30/01/2008 - Com registros atípicos
de desmatamento em dezembro,
dados geram polêmica dentro do governo e protestos
em Mato Grosso. Ministério da Agricultura
(MAPA) se exime da responsabilidade ao alegar que
o cultivo da soja não tem interferência
na devastação da Amazônia, mesmo
com a constatação, pelo IBGE, de que
12, dos 36 municípios listados como os que
mais desmataram, tiveram aumento de área
plantada.
Na tarde da última quinta-feira,
dia 24, uma reunião ministerial de emergência,
convocada pelo presidente Luiz Inácio Lula
da Silva, discutiu medidas para fortalecer a fiscalização
nos locais de desmatamento considerados mais críticos.
O susto veio com o último registro do sistema
Detecção do Desmatamento em Tempo
Real (Deter), do Instituto Nacional de Pesquisas
Espaciais (Inpe), que aponta o desmate atípico
de 1.922 km² em novembro e dezembro de 2007,
em um total de 3.235 quilômetros quadrados
na Amazônia (que pode chegar ao número
real de 7 mil km²) entre agosto e dezembro.
Durante cerca de duas horas, o
presidente tratou do assunto com os ministros Marina
Silva (Meio Ambiente), Reinhold Stephanes (Agricultura),
Nelson Jobim (Defesa), Sérgio Rezende (Ciência
e Tecnologia), Dilma Rousseff (Casa Civil), Tarso
Genro (Justiça) e Guilherme Cassel (Desenvolvimento
Agrário), além do diretor-geral da
Polícia Federal, Luiz Fernando Corrêa.
O resultado foi o anúncio
de um conjunto de ações integradas
para reverter o quadro de desmatamento registrado,
que não vai muito além da tentativa
de colocar em prática o Decreto Federal nº6321/07,
publicado no final do ano passado.
O Decreto
Além de regras mais rígidas
de controle, como o recadastramento fundiário
obrigatório de todos os imóveis rurais
situados nos municípios que mais desmatam,
o decreto pune quem comprar produtos oriundos de
áreas ilegalmente desmatadas.
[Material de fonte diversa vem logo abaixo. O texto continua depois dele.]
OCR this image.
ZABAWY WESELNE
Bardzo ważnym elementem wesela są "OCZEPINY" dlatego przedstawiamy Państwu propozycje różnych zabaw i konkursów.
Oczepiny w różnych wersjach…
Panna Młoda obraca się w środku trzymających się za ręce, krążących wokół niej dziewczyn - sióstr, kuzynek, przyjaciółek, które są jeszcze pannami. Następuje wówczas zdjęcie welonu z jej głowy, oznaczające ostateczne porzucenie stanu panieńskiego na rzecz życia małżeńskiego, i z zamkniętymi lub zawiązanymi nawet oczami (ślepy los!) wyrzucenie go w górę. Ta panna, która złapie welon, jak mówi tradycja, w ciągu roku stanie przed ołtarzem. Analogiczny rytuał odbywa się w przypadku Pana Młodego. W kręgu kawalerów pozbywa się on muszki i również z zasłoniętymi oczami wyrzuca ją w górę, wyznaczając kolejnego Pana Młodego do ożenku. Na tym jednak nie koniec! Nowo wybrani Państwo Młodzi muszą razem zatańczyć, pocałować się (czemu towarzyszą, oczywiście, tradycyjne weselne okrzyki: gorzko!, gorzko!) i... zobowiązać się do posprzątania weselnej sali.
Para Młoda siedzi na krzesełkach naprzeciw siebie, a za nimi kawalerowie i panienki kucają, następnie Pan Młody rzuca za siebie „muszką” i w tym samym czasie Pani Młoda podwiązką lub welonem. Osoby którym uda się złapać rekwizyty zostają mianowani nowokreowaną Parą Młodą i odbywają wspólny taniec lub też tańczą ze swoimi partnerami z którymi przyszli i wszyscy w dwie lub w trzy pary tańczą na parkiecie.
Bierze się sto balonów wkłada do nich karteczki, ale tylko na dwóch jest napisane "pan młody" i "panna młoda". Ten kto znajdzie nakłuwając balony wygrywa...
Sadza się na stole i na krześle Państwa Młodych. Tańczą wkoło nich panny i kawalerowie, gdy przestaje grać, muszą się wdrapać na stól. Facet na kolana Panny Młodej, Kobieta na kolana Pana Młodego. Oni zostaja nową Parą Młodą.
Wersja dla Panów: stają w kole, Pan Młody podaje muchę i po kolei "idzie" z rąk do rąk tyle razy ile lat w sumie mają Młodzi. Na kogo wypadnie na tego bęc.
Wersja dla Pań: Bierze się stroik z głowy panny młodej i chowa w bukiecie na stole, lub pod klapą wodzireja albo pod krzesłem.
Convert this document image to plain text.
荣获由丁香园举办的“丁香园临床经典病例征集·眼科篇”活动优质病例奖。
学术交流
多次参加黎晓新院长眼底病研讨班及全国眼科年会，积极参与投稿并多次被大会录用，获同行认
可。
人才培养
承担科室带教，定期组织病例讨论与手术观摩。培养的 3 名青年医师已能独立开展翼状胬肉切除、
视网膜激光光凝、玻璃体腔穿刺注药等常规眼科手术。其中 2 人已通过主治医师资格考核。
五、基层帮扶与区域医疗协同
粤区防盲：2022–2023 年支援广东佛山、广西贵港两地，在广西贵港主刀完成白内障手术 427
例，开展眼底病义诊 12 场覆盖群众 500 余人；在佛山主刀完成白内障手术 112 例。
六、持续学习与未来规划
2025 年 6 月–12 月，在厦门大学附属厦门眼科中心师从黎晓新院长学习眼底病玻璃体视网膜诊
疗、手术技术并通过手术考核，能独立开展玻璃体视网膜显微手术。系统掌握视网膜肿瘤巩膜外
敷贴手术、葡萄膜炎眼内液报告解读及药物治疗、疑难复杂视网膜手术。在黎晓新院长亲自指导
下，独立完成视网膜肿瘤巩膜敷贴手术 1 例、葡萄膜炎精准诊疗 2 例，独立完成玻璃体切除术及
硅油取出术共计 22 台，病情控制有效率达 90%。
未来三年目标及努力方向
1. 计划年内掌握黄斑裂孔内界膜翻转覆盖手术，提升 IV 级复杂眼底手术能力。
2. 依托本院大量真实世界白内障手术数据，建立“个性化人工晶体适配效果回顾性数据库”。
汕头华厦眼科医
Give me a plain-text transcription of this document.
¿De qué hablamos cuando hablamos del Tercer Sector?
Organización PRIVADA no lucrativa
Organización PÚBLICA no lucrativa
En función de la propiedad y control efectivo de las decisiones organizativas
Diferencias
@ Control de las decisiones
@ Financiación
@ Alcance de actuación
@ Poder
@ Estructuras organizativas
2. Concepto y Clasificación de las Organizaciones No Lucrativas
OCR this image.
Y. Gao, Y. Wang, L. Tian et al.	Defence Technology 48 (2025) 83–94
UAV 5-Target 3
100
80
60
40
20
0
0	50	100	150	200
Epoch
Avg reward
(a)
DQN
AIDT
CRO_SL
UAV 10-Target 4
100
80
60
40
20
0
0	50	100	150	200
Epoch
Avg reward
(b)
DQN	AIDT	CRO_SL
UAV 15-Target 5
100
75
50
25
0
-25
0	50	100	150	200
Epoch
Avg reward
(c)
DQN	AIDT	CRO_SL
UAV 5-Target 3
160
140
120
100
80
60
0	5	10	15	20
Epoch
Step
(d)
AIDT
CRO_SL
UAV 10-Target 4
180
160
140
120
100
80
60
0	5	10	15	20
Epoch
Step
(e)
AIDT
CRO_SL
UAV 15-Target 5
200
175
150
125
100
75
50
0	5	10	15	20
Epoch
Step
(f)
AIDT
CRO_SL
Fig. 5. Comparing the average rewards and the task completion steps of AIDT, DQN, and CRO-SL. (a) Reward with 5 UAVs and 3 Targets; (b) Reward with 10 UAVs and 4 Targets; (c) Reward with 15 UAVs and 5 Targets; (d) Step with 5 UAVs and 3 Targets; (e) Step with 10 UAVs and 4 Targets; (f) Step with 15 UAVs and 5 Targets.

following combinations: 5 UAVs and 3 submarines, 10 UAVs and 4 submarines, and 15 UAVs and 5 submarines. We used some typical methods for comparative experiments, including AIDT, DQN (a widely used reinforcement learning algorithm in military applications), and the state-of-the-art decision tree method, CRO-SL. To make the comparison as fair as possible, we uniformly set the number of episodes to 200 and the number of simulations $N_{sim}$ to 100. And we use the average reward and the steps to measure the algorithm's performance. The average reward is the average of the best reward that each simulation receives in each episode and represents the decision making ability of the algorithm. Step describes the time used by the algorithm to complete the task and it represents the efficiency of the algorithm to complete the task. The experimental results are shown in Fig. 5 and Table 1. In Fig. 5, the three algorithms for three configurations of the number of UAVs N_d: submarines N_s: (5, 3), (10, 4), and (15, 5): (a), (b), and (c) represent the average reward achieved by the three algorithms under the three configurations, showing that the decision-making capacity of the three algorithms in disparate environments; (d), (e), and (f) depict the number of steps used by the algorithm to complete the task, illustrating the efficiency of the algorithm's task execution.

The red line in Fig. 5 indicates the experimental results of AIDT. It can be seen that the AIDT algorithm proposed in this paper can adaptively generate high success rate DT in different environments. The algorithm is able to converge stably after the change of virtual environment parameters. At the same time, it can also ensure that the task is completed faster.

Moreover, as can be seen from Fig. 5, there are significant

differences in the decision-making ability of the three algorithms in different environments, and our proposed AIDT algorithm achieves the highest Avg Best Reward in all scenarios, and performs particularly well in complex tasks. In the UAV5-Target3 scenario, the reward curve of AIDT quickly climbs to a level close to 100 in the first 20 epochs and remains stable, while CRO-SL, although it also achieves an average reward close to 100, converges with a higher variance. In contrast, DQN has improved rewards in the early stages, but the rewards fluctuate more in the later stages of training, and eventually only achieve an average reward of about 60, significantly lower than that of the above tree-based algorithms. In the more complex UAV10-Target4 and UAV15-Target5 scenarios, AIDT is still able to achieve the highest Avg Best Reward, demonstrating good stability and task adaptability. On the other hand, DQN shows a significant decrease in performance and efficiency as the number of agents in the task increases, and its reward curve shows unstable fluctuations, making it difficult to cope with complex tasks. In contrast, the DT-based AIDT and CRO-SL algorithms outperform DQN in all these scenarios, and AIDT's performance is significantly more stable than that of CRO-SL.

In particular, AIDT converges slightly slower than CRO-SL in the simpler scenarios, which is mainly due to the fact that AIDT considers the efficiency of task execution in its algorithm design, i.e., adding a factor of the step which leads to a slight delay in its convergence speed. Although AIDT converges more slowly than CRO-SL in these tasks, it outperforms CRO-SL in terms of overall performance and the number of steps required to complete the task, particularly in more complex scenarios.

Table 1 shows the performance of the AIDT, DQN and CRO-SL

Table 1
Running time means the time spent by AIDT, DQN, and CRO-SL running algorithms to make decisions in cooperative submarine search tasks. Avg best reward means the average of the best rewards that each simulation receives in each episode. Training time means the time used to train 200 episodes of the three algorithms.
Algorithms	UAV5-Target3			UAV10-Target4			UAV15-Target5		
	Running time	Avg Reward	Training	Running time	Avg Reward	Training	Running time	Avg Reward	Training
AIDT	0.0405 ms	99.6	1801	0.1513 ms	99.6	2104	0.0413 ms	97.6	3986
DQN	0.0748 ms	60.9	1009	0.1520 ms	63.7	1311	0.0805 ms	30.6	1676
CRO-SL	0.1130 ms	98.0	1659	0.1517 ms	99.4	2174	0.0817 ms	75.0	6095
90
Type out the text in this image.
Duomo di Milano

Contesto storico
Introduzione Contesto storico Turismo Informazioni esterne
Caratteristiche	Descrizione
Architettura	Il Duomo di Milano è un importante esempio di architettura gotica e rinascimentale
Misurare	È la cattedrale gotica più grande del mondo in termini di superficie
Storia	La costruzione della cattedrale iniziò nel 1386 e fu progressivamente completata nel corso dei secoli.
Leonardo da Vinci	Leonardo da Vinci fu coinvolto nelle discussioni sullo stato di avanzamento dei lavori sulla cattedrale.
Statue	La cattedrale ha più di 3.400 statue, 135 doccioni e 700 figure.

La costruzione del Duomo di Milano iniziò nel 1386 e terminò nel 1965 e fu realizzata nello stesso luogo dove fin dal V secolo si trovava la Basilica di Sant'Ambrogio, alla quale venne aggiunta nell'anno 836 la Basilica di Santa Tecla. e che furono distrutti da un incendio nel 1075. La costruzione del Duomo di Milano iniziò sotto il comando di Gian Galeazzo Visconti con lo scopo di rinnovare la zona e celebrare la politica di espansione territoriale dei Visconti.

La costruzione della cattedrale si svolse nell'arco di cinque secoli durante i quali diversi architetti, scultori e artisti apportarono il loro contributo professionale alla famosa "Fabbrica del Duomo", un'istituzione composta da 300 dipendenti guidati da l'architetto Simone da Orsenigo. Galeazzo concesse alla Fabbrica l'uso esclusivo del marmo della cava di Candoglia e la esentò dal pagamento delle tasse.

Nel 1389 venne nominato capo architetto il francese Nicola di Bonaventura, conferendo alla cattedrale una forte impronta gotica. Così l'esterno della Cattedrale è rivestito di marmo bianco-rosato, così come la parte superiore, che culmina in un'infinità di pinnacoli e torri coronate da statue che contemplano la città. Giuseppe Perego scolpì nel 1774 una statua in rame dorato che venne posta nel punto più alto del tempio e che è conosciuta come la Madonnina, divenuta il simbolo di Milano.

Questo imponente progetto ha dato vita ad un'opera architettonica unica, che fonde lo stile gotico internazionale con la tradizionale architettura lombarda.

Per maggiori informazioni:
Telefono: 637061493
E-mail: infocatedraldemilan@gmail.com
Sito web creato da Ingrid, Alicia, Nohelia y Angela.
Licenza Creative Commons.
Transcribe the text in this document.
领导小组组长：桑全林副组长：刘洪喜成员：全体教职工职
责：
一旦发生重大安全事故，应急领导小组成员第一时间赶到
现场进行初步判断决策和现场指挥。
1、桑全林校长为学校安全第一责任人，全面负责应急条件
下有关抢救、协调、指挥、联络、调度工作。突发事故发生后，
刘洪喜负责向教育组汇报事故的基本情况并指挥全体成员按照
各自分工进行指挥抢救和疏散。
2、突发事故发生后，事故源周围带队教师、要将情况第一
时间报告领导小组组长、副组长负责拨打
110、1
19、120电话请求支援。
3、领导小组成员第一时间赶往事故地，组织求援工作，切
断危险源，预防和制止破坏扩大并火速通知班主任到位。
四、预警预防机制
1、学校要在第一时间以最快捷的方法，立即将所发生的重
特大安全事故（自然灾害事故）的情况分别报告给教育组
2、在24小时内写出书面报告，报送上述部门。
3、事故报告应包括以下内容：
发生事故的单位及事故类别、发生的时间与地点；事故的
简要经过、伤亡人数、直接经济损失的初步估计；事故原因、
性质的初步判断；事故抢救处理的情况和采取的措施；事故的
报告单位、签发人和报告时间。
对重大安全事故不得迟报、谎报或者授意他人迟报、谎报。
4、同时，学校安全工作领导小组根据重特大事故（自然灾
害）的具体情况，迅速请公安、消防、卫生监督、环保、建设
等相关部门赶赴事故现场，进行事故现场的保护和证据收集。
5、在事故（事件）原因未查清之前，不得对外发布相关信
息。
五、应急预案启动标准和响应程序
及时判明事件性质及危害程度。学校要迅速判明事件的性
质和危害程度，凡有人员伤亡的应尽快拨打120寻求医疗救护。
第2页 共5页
As empresas
que comprarem produtos agrícolas desses proprietários
rurais serão consideradas co-responsáveis
pelo desmatamento e poderão ser punidas com
sanções e multas até a suspensão
de suas atividades comerciais.
Os imóveis rurais que não
forem recadastrados, no prazo a ser definido, não
terão acesso a crédito público,
não poderão fazer nenhuma transação
que envolva o imóvel – como venda, arrendamento,
desmembramento, transmissão em herança
ou oferecimento em garantia –, e não obterão
novas autorizações de desmatamento.
As propriedades embargadas por desmatamento ilegal
– que compreende a derrubada da floresta em mais
de 20% do imóvel e/ou nas áreas de
preservação permanente – serão
incluídas em uma lista pública.
A decisão atinge diretamente
36 municípios no Amazonas, Pará, Mato
Grosso e Rondônia, (conforme mostra o mapa
ao lado), listados pelo Ministério do Meio
Ambiente (MMA) depois do anúncio dos dados
referentes aos últimos cinco meses do ano
passado, com base nos critérios definidos
pelo Decreto nº 6231/07:
I - área total de floresta
desmatada; II - área total de floresta desmatada
nos últimos três anos; III - aumento
da taxa de desmatamento em pelo menos três,
dos últimos cinco anos.
A polêmica
Entretanto, desta vez, os números
divulgados pelo Inpe geraram protestos. No dia seguinte
ao anúncio feito pelo governo em 23 de janeiro,
e em seguida à divulgação da
lista dos 36 municípios que mais haviam desmatado,
segundo o Inpe, a grita foi geral especialmente
no Mato Grosso. Os prefeitos desses municípios
contestaram os números e o governador do
MT Blairo Maggi também o fez de forma contundente.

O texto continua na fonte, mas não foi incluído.